BERLIN, Sept. 26 (Xinhua) -- A German federal government official on Wednesday urged the country's financial industry to start making concrete preparations for a disorderly exit of Britain from the European Union (EU).
"A no-deal scenario would be the worst outcome -- nevertheless, caution demands that we also prepare for it," said Joerg Kukies, secretary of state in the ministry of finance. Kukies' comments were made at an insurance industry conference in Berlin where he reminded companies that it was primarily their own responsibility to take mitigating steps.
According to Kukies, the federal government was currently trying to help lure financial services firms, who were considering leaving Britain as a consequence of Brexit, to Germany's own financial hub of Frankfurt. These measures formed part of a wider initiatives by the ruling "grand coalition" to strengthen German capital markets.
The remarks were made shortly after finance minister Olaf Scholz warned at a banking conference in Frankfurt that it was still "difficult to say whether (a post-Brexit agreement) can be reached" before London crashes out of the bloc on March 29, 2018.
A recent EU summit attended by British prime minister Theresa May in Salzburg is widely seen as having failed to resolve differences between the two negotiating parties with the bloc's national leaders rejecting her so-called Chequers proposal in which London leaves the single market but still retains relatively frictionless bi-lateral trade in goods.
Even if the United Kingdom still succeeded in persuading the EU of the benefits of such a "bespoke" arrangement in time for a deal to be ratified by March 29, the model would not address concerns voiced by many British banks whose service-sector activities are not covered by May's preferred deal. As a consequence, these firms are likely to lose their current "passporting" rights to conduct financial business in across the 27 member states of the EU.
Earlier in September, German chancellor Angela Merkel (CDU) announced that her cabinet would seek to create "attractive framework conditions" for firms from the City of London to relocate in Frankfurt to avoid losing access to European capital markets. Towards this end, Berlin will weaken domestic labor law protections against the short-term dismissal of employees who are engaged in risk-taking behaviour and earn more than 234,000 euros (274,000 U.S. dollars) per year.
Frankfurt and Paris are the two main competitors to host new European headquarters created by a potential exodus of British bankers. The British financial services lobby group "TheCityUK" has estimated that up to 70,000 jobs could be lost in total in the domestic industry if Britain does not remain in the single market after Brexit.
Frankfurt is already home to three major regulatory bodies, the European Central Bank, German Central Bank (Bundesbank) and German Federal Financial Supervisory Authority (BaFin), potentially giving it an edge over other continental rivals.

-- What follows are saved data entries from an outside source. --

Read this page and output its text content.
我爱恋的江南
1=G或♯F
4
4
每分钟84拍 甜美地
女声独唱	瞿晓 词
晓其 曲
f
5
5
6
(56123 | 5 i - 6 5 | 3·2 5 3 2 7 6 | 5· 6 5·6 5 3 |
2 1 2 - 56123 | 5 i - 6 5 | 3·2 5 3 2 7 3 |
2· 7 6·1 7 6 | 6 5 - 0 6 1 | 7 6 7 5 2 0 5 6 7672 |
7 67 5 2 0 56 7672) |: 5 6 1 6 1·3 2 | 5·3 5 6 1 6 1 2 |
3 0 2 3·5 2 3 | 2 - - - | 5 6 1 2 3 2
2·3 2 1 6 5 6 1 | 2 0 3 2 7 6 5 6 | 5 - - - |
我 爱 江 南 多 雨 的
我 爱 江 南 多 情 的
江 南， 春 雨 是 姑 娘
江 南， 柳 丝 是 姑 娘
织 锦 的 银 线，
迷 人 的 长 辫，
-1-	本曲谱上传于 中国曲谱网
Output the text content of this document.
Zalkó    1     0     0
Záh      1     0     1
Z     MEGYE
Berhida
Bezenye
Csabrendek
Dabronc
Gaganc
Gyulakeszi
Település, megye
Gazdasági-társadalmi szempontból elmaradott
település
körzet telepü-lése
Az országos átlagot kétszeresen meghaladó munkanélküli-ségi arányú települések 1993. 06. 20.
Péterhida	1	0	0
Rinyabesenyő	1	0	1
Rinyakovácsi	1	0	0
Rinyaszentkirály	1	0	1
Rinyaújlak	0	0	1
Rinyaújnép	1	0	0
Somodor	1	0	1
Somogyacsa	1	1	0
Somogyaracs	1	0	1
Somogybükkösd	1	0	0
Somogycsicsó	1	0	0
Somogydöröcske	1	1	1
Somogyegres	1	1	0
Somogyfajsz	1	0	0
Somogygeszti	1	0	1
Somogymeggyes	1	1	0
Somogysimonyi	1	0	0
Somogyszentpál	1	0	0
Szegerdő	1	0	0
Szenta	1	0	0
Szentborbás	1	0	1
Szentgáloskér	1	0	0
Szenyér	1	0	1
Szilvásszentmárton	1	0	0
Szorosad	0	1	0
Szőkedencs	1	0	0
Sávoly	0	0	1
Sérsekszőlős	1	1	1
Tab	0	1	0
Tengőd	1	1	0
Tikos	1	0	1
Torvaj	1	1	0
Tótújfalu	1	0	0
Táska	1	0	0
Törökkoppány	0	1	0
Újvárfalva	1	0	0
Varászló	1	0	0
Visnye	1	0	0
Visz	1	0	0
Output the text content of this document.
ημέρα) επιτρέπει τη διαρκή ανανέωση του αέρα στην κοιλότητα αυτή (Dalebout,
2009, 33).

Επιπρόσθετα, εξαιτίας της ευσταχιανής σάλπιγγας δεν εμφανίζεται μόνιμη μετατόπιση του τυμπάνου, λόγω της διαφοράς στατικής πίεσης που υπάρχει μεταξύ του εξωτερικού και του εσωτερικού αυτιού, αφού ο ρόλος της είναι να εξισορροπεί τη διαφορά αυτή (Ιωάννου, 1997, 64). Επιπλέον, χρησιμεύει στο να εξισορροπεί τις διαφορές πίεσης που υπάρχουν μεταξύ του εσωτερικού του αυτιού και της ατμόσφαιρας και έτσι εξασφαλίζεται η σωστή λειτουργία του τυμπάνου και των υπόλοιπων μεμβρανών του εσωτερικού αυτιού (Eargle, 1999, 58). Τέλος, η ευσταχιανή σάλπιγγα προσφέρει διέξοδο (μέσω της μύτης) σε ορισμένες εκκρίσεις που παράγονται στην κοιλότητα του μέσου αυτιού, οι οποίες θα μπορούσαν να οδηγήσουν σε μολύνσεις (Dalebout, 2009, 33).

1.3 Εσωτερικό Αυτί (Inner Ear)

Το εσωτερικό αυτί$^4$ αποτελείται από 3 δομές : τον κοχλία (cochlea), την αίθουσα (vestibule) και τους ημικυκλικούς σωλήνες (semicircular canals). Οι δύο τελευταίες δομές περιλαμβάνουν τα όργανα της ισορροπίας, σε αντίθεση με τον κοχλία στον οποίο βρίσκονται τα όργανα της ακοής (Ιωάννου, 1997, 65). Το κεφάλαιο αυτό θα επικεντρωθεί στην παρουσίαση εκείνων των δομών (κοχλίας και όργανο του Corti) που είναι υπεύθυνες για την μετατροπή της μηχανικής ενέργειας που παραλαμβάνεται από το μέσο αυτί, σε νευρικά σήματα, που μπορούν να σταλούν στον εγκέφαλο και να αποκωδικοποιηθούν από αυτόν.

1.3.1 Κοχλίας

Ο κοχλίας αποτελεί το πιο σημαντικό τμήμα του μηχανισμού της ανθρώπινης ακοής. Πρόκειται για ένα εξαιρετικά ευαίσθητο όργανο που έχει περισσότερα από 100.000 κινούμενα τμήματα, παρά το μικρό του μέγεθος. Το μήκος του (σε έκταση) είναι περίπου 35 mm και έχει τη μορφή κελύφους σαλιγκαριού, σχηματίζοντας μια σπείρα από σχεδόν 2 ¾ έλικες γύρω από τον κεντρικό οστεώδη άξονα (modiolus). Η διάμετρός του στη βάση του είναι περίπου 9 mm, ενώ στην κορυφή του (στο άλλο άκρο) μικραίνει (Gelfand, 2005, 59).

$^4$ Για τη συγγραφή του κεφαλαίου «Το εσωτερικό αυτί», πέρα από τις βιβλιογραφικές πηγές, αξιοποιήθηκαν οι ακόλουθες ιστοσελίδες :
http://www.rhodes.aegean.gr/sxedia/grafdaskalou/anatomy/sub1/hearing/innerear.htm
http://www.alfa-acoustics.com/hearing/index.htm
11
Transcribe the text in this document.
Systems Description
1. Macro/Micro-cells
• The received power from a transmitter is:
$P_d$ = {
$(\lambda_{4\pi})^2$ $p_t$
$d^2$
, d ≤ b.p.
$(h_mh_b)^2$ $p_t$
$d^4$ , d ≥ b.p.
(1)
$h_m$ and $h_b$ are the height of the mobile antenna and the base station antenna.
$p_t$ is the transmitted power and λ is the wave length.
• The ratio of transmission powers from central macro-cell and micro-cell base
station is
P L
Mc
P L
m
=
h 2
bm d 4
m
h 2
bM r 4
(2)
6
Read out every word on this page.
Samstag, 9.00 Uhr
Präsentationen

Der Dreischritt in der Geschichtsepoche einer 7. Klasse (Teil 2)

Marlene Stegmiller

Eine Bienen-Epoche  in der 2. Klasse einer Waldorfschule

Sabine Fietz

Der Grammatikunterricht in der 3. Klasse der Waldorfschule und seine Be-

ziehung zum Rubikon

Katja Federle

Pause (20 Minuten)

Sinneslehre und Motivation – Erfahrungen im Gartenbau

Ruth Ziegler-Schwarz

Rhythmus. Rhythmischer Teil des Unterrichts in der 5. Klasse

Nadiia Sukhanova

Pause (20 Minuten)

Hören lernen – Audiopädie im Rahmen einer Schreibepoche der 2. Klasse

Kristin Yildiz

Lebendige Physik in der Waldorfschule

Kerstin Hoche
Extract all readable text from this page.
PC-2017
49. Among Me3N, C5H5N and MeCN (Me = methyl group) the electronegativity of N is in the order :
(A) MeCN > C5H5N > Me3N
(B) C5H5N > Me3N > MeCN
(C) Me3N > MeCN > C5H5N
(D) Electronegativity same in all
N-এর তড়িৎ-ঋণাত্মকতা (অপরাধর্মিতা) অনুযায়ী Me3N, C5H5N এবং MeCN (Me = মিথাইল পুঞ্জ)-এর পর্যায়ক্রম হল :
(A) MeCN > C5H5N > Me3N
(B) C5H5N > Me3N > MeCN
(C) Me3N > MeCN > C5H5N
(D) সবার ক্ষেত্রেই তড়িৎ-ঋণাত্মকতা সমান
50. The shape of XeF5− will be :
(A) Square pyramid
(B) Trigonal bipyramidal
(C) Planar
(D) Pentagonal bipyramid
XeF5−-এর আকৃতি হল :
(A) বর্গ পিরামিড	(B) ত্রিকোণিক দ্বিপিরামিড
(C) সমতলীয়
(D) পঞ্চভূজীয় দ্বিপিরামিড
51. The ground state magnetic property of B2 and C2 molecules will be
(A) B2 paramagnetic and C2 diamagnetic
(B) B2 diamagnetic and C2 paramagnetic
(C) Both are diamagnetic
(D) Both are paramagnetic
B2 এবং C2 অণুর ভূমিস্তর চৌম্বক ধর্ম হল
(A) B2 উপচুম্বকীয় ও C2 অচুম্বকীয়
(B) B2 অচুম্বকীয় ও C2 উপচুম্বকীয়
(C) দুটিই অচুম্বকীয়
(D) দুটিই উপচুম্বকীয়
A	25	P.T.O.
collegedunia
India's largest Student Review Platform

Merkel has also promised that the Frankfurt stock exchange operator could count on her government's support to demand a transfer of lucrative Euro-clearing activities from London to the EU.
"The logic speaks certainly does not speak against (a transfer from London to Frankfurt). Politically, I can easily explain that Euro-clearing must take place in the Eurozone and in that case Frankfurt is certainly an excellent location," Merkel said.